I find that the correct use of const makes code easier to read and understand. It forces the programmer to be more precise when writing the code and the fact that it limits what can be done to types means that you don't need to consider as many potential options when reading at a piece of code. Correct use of const tends to drive a design in the right direction; if some of the code needs to modify an object and some of the code doesn't then const will help you factor the code appropriately by building walls between areas of code that operate in different ways.

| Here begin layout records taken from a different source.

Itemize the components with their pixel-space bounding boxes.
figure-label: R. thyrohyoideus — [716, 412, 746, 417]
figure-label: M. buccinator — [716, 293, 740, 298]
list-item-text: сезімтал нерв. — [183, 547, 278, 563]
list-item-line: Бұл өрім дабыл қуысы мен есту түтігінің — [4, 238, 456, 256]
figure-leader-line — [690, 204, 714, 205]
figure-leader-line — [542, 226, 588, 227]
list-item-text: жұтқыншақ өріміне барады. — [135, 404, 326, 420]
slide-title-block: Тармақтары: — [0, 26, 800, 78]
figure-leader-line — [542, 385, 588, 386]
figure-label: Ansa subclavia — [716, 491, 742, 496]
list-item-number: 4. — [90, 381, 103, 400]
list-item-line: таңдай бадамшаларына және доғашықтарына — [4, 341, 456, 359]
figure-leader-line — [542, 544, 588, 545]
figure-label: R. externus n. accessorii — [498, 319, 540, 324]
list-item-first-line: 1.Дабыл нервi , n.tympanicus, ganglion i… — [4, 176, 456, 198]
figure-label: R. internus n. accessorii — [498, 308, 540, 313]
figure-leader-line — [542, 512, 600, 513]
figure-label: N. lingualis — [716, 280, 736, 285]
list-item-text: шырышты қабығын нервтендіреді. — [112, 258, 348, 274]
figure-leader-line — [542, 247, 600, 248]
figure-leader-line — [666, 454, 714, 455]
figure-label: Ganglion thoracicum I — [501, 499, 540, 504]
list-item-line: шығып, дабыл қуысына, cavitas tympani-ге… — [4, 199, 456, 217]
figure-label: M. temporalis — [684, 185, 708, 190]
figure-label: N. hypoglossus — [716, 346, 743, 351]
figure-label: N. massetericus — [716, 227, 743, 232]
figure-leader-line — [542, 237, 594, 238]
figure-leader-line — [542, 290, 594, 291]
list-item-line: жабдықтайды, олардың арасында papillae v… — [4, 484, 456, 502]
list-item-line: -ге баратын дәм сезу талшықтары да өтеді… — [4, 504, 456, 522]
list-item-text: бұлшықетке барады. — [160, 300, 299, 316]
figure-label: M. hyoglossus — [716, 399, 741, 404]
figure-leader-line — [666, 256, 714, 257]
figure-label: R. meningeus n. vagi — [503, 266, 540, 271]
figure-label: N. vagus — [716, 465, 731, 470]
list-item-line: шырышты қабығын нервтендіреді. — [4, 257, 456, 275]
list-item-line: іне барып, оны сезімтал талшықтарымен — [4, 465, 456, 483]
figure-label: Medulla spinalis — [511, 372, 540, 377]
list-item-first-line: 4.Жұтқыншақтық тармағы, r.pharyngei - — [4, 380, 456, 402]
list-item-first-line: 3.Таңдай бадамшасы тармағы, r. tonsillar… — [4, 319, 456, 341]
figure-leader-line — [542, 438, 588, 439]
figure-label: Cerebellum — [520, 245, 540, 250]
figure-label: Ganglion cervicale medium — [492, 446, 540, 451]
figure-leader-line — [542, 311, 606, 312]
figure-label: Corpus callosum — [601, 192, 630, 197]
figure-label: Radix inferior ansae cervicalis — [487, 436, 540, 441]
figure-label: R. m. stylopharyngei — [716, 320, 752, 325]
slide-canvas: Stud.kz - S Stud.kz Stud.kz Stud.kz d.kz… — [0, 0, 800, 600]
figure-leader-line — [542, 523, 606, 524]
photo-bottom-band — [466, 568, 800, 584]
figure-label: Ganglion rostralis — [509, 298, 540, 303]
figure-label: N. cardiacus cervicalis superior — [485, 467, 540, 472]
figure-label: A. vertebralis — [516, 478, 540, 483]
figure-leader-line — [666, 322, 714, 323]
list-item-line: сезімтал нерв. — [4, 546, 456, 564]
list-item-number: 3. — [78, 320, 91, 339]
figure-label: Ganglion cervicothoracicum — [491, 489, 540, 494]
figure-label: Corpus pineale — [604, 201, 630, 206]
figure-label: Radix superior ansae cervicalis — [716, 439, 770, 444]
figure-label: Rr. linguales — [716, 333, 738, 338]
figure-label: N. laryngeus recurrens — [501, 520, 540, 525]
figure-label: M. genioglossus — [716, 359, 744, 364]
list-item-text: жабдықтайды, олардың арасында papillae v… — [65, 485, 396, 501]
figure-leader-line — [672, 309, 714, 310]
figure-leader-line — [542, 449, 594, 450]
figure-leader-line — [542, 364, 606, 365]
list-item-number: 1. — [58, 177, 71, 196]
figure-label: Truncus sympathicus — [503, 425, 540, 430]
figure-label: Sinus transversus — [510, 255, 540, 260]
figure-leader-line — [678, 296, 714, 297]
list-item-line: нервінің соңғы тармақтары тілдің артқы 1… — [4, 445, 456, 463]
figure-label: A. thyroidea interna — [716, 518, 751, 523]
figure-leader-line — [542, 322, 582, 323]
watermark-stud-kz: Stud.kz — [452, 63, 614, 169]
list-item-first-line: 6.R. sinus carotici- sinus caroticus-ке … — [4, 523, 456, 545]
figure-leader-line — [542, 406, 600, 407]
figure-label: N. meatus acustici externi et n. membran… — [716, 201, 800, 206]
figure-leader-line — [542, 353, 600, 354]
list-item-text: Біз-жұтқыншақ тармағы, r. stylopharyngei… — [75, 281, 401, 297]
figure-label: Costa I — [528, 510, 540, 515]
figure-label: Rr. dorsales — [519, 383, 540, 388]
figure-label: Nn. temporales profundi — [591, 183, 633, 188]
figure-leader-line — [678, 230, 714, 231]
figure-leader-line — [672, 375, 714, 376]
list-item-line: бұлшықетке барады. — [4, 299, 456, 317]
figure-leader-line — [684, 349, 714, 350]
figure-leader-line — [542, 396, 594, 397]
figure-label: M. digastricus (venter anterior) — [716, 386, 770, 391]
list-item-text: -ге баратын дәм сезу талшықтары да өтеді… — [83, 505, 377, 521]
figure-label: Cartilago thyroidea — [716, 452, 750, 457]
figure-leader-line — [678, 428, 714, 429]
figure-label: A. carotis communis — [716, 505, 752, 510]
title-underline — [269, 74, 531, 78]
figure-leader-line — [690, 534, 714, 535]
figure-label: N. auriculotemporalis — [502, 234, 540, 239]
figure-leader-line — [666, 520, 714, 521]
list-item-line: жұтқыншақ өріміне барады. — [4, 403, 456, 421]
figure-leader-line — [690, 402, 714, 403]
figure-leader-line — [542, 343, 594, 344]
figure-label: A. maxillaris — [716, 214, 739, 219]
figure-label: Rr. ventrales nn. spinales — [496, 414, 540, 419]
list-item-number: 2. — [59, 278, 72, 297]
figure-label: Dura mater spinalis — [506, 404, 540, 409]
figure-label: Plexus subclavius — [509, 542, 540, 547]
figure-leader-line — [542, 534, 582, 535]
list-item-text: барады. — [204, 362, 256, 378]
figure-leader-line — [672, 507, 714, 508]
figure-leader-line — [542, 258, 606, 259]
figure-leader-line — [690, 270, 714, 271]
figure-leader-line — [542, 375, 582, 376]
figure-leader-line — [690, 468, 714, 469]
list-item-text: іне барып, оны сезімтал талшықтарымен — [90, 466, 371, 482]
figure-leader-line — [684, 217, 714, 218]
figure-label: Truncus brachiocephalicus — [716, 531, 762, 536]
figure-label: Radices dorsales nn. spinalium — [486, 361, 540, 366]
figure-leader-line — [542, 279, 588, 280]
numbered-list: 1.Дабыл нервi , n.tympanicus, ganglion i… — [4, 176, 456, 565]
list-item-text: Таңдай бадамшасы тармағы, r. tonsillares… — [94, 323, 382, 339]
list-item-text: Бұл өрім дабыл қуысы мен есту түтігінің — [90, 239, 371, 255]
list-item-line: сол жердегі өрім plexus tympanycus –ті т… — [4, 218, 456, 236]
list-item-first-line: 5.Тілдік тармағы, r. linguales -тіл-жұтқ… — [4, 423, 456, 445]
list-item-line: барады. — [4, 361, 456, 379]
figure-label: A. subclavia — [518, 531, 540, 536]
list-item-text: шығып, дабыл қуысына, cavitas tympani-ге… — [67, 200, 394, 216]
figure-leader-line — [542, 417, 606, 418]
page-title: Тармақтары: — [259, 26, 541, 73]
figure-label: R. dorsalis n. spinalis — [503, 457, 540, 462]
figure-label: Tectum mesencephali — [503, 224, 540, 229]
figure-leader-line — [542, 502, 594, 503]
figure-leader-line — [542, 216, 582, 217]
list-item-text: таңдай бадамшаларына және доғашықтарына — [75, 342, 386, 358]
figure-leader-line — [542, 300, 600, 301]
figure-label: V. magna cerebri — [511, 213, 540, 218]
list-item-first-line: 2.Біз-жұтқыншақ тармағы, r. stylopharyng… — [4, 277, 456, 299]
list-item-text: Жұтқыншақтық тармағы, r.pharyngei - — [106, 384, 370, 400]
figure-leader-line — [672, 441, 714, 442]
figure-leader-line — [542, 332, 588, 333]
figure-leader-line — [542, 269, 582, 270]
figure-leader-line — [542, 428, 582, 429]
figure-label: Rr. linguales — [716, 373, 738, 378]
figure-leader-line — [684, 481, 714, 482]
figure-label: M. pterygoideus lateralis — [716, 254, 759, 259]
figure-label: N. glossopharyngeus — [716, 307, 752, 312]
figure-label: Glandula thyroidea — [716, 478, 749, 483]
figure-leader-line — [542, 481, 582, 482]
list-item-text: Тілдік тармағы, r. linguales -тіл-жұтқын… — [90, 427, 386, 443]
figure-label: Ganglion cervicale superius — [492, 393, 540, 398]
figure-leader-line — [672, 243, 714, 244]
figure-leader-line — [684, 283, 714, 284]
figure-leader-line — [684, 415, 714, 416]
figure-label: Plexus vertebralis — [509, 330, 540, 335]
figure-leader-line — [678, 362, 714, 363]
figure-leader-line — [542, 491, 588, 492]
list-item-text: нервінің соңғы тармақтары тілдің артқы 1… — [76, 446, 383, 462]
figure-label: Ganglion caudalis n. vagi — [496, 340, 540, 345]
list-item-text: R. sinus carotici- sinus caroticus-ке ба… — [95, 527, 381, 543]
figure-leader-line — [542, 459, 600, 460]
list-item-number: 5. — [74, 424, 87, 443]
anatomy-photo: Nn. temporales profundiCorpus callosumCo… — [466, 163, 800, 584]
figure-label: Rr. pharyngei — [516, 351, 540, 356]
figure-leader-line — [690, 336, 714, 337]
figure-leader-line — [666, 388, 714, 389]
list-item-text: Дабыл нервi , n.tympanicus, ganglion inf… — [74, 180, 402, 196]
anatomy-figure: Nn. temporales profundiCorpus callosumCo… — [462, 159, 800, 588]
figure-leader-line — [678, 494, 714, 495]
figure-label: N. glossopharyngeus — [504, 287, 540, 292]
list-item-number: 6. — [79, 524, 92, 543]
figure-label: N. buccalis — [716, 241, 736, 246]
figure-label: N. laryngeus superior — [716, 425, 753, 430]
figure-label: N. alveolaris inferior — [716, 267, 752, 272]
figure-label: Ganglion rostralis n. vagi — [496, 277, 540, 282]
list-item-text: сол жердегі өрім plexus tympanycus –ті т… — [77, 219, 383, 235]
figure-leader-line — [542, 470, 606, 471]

If I haven't managed to convince you of the value of const then you can learn more about const here:
http://www.gotw.ca/publications/advice98.htm
http://www.gotw.ca/gotw/006.htm
http://www.gotw.ca/gotw/081.htm

2 Comments

CAsyncSocketConnectionManager manager(
      ioPool, 
      socketAllocator, 
      bufferAllocator, 
      false);   // don't post zero byte reads

This is bit off topic, but I don't like using boolean flags to modify the behavior of a function. You inevitably end up with:


foo(bar, true, false, true, true, NULL);

And you can never remember what that means.

It is far better to use an enumerated value rather than a bool. Your solution is local. I think is better to force function users to use a self documenting style.

Microsoft is particularily bad at this. It seems every Win32 API has about 4 different behaviours depending on the flags passed to it.

Christopher

Chris

In general I agree, in code that you control it's better to use an enum, though I don't always do it... In situations where you can't change the code I find the localised solution helps.